What is it about the Irish?

I don't quite know what it is with Irish writers and the creation of wondrous poetry and prose in English, but there just has to be something. Aside from all the long and fine legacy of Irish writing in the past, we have relatively recently had children's fantasy writing of staggering brilliance from Dave Rudden, as well as from Matt Griffin and the late, and much missed, Nigel McDowell. All distinguished by breathtaking language. 

Perhaps it should come as no surprise then that one of the many remarkable features of Catherine Doyle's stunning writing is her use of language. Hers is language that digs into meaning much deeper than the words she spreads over the page. It delves below the surface of characters and locale, island, cottage, sea and chimney smoke. But what we discover  in its depths is not simple or blatant. Its secrets are hinted at. rather than laid bare, revealed by inference, rather than  exposition. Its power is not in exuberance on elaboration but in the superbly chosen word, original, surprising in its context. She creates images that illuminate, sometimes with a flicker of candlelight sometimes with the electric brilliance of lightning. 

'(Fionn) wanted his father to be unchained from the lifeboat at the bottom of the sea. . . All his life it had dwelt in the sliver between his soul and his heart - where desire dissolved into impossibly.'  (p 43)



No more sandwiches 

The Storm Keeper's Island has already been called Book of the Month, and this time those who have tagged it have got it so right. But it is and will be more too.  It could well be a Book of the Year, of the decade, and on. Catherine Doyle's is one of the most devastatingly exciting new voices in children's fiction that I have encountered in a long time. 

As the story has promised all along, this book turns out to share a major theme with so many other children's fantasies: an ordinary boy who is chosen as the special one to lead the defence of his world against the powers of darkness. It is the narrative of his coming into power. 

'Being a guardian of this wild and ancient place would mean learning snowstorms instead of long division, composing rainbows instead of acrostics.' (p 147)

Yet Fionn is not quite a Harry Potter or a Percy Jackson. He is far more. His story is deeper, richer  and more genuinely dark. It is linked to the power of an island, to the power of the elements, both to place and to the resonance that lies within us all as human beings. His story is a great fantasy, and is surely the opener of an even greater fantasy sequence. Its completion looks set to be one of the children's book events of the (hopefully) not-too-distant future. 

For much of the book,  Fionn is afraid of the sea and its storms.
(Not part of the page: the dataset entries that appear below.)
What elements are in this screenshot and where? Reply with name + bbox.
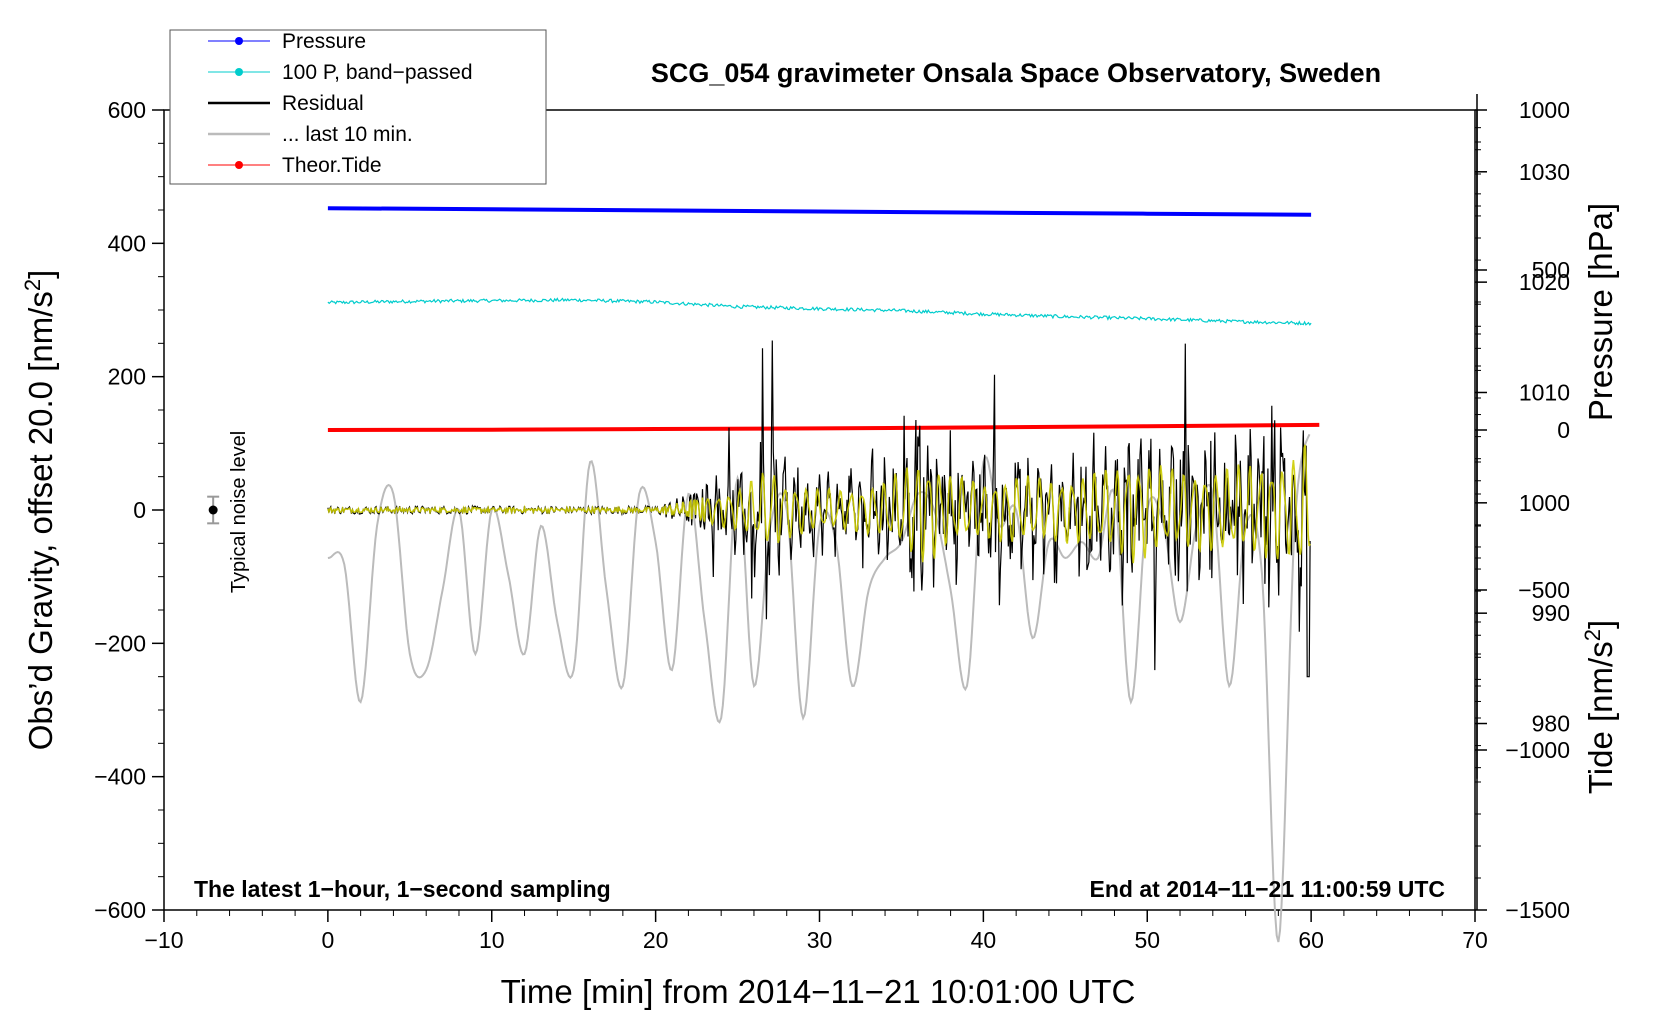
legend: Pressure 100 P, band−passed Residual ... la… [169, 29, 547, 185]
y-axis-label-pressure: Pressure [hPa] [1582, 203, 1619, 421]
series-theor-tide [327, 422, 1320, 432]
x-tick-label: 40 [971, 927, 997, 953]
pressure-tick-label: 1010 [1519, 379, 1570, 405]
axes-group: −10 0 10 20 30 40 50 60 706004002000−200−400−600… [94, 94, 1570, 953]
pressure-tick-label: 990 [1532, 600, 1570, 626]
x-tick-label: 70 [1462, 927, 1488, 953]
tide-tick-label: 1000 [1519, 97, 1570, 123]
y-left-tick-label: −400 [94, 764, 146, 790]
noise-marker-dot [208, 505, 218, 515]
x-tick-label: −10 [144, 927, 183, 953]
annotation-sampling: The latest 1−hour, 1−second sampling [194, 876, 611, 902]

He does not believe he has the courage to take up the challenge the island offers him. 

'He was not brave . . . When everyone else was in Helm's Deep, he'd be back in the Shire, making a sandwich.' (p 45)

But on Arranmore he finds a new self as well as an old self, an ancient self, yet still an entirely contemporary self,

Even into the storm. . . Especially into the storm. 'You just have to walk . . . Will you walk with me?'

It is an invitation from his grandfather to Fionn. It is also an invitation from Catherine Doyle to every potential reader. 

Leave off making sandwiches and accept it.